Shmi’s breath catches. He says it like a fact, an eventuality. She supposes it always has been. Even before he was born, when she dreamed she could keep him in her womb forever, he was never hers to keep. “Maybe.” 

“I won’t let them.” 

“Ani,” Shmi sighs, “You might not get to choose.”

“Then I’ll be strong.”

Shmi reaches out to touch him. She pets his head gently. “You are strong, Ani. You’re so strong. If they take you from me, it won’t be because you weren’t strong enough to stop them.” She moves her hand to his shoulder and kneels next to him. “If that happens, Ani, the strongest thing you can do is remember me.” 

Anakin looks at her seriously. “I promise, Mom. I’ll remember you forever.” He leans forward to touch their foreheads together. 

Keeping her breath under control his harder than she thought. She has given him everything she can, has tried to teach him everything she knows. She has sacrificed so much to protect him and to make him think that the world is good, even though she knows it isn’t. The thought that he will leave her and forget her and there is nothing she can do to stop it nearly tears her apart. 

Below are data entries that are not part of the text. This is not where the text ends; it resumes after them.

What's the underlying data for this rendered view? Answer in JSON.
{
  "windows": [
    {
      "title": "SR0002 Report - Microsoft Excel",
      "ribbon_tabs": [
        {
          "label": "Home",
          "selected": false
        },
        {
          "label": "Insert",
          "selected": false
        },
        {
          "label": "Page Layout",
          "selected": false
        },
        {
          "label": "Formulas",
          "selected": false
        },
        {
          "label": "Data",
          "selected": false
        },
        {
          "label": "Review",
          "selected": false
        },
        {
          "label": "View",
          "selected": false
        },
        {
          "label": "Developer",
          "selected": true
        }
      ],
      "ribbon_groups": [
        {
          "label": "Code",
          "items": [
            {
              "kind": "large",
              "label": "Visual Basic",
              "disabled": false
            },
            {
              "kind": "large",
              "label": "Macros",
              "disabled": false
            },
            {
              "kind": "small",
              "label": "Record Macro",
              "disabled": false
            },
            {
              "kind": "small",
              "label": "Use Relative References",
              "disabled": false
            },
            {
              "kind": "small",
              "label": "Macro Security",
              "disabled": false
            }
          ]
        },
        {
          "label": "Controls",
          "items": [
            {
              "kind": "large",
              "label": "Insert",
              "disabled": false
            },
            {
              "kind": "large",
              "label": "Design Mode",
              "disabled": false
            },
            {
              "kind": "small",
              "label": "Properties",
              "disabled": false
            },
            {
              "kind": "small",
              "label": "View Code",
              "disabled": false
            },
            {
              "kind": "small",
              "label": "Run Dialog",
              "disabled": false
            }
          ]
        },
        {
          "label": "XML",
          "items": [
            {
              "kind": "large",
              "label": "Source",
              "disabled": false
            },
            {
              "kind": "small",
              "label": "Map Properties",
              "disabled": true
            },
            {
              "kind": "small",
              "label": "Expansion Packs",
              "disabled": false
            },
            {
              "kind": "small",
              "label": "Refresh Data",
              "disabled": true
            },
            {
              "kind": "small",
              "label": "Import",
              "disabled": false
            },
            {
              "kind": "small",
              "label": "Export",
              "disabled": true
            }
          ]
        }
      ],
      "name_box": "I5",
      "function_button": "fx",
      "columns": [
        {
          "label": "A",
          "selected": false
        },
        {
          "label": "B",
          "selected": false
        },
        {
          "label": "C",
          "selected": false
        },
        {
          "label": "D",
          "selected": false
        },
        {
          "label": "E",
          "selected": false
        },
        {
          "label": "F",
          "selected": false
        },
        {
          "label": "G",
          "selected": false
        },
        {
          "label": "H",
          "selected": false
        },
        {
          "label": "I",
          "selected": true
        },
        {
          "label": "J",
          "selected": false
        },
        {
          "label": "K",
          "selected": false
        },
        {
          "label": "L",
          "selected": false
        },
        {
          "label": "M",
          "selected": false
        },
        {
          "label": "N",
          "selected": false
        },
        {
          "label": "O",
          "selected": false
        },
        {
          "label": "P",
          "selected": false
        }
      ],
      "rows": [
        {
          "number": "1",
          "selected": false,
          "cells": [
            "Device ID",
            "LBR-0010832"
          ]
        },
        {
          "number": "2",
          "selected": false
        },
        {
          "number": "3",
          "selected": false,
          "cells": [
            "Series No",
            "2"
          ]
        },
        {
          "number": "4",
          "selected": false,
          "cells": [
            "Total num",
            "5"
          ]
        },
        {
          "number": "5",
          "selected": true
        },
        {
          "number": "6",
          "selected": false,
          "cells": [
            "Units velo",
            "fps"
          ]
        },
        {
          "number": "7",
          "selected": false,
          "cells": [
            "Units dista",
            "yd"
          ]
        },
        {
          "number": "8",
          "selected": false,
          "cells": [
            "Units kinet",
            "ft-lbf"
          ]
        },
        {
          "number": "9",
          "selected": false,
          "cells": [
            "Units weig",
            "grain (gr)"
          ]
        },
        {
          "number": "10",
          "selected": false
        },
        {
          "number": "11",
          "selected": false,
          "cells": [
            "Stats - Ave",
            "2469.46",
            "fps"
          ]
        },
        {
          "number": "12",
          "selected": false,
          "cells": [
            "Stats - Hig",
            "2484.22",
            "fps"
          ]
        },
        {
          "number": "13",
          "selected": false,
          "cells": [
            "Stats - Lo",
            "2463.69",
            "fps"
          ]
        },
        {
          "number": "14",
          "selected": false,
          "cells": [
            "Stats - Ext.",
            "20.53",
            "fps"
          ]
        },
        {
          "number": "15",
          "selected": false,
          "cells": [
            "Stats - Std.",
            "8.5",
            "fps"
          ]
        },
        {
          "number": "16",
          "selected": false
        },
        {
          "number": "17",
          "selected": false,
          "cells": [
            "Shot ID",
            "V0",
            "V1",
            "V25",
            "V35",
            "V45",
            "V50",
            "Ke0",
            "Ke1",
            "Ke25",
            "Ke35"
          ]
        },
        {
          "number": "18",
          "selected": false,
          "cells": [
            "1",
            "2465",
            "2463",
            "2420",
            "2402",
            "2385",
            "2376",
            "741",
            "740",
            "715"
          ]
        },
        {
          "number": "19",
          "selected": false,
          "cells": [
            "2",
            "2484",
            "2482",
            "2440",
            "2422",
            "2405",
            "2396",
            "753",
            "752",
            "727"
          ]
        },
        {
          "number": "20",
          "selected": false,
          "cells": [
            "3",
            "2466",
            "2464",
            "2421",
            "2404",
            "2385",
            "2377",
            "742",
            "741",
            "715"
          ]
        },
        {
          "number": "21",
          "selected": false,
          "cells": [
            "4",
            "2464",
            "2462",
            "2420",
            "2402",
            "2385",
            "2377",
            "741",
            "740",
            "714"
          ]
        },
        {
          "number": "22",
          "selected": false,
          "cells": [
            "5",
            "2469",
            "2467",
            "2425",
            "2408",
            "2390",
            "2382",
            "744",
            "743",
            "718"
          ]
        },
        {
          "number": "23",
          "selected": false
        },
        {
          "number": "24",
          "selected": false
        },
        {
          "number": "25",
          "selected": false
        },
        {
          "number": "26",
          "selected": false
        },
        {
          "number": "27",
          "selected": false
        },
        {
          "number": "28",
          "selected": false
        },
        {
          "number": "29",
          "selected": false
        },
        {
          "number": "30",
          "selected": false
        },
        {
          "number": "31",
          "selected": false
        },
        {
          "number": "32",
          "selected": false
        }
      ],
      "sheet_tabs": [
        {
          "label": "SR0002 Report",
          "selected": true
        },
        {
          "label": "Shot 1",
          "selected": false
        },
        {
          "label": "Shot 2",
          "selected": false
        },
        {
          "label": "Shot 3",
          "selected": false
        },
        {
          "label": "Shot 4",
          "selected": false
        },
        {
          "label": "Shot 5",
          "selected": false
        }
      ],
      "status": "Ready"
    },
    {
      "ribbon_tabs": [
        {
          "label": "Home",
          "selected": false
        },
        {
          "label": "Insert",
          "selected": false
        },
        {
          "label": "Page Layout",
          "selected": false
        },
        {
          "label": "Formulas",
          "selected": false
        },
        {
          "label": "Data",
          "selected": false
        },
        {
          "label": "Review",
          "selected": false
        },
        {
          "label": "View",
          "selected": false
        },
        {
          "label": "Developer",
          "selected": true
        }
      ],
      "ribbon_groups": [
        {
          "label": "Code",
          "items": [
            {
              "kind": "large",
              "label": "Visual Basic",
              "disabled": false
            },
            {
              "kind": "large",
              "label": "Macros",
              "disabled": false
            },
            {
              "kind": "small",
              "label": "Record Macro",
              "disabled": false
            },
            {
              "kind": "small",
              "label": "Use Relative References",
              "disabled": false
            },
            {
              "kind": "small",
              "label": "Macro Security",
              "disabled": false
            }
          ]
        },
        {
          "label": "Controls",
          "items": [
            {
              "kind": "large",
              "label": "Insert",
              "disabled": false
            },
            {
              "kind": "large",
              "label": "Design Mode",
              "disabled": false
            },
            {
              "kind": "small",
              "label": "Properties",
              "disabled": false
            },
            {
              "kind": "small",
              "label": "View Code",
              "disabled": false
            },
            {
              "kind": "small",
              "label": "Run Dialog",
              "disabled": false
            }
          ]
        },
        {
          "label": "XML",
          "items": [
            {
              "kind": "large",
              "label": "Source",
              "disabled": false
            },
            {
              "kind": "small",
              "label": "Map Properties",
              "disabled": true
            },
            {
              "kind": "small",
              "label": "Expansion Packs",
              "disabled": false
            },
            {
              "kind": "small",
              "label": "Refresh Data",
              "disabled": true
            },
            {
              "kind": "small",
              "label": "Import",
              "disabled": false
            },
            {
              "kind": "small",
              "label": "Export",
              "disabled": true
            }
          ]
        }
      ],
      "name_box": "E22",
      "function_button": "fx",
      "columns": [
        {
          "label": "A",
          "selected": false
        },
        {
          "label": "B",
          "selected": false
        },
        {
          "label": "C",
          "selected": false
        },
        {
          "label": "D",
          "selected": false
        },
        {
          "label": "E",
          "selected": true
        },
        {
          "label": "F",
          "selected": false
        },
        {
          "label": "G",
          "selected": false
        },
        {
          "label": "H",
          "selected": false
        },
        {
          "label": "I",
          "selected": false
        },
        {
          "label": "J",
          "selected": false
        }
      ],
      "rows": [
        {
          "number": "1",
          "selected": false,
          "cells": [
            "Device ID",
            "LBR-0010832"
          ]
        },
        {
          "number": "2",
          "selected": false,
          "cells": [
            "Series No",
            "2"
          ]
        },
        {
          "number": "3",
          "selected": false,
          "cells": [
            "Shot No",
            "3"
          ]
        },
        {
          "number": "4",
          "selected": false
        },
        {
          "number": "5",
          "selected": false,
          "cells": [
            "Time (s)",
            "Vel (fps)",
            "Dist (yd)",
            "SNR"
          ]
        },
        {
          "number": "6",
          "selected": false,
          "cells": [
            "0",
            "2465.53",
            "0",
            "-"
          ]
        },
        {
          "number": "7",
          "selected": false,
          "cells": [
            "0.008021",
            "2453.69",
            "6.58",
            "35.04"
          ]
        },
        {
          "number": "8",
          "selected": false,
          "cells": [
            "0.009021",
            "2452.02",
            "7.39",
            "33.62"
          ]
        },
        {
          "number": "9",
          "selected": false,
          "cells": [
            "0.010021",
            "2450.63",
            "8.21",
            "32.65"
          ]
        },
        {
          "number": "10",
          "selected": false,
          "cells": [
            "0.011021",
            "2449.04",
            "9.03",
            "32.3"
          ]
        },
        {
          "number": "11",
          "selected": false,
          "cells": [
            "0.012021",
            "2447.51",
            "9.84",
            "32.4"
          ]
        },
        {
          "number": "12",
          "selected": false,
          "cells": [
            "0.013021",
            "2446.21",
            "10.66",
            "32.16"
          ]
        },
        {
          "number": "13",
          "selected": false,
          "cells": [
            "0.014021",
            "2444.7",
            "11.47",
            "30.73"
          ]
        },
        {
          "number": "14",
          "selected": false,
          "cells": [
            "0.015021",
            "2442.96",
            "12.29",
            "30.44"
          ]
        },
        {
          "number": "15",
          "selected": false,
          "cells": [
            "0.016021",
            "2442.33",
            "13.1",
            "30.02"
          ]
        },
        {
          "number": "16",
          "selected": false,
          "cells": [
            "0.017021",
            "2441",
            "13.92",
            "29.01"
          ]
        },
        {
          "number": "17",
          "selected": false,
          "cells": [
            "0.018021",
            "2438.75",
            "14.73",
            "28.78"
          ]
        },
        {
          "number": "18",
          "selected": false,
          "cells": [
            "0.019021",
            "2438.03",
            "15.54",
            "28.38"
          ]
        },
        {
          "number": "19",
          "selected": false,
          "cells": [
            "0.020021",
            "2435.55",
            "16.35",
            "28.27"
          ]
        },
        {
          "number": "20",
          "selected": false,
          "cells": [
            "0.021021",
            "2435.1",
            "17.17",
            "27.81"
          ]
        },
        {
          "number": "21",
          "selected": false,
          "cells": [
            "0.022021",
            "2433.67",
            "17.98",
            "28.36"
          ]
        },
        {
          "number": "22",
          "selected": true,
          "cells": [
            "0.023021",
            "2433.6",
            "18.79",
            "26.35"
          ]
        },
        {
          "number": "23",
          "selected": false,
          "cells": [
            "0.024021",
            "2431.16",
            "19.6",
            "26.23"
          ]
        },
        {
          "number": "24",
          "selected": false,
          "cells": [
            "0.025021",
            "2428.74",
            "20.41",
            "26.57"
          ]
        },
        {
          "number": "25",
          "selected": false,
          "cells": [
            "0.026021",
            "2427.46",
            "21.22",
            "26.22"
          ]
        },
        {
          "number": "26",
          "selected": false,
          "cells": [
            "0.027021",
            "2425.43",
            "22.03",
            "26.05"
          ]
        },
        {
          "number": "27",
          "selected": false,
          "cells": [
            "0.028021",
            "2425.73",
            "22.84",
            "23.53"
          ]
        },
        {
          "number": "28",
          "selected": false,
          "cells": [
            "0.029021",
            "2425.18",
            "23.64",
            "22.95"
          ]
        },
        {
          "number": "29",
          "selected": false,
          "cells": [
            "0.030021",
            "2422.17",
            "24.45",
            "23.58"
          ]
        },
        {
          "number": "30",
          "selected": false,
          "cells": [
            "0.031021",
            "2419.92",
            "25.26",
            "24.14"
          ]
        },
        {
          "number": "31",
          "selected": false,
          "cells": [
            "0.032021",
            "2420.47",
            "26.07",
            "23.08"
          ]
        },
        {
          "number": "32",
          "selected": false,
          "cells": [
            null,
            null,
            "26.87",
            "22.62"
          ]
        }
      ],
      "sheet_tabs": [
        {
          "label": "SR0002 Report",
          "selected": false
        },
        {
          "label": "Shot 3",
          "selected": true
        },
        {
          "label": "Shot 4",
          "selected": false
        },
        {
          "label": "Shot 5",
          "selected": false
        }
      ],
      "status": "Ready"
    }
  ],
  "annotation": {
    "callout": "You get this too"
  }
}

Shmi gasps a little when Anakin pulls away. She doesn’t cry, though, doesn’t think about the future or the past or whether he has just lied to her. Whether he will learn how she has lied to him. 

Anakin looks down at the parts piling on their table. “I’ll leave him with you, if I go. So you won’t be lonely without me.”

Shmi manages to get one arm around him before she sobs. 

***

“I’ve been told,” Anakin says after he’s turned on the droid for the first time, “that he’s going to be very, very special.” His grin stretches wide across his face while the droid rattles to life. 

“I’m sure he is, Ani.” Shmi pulls him close. She tries to ignore how the droid sparks when he moves. “Sure.”


End file.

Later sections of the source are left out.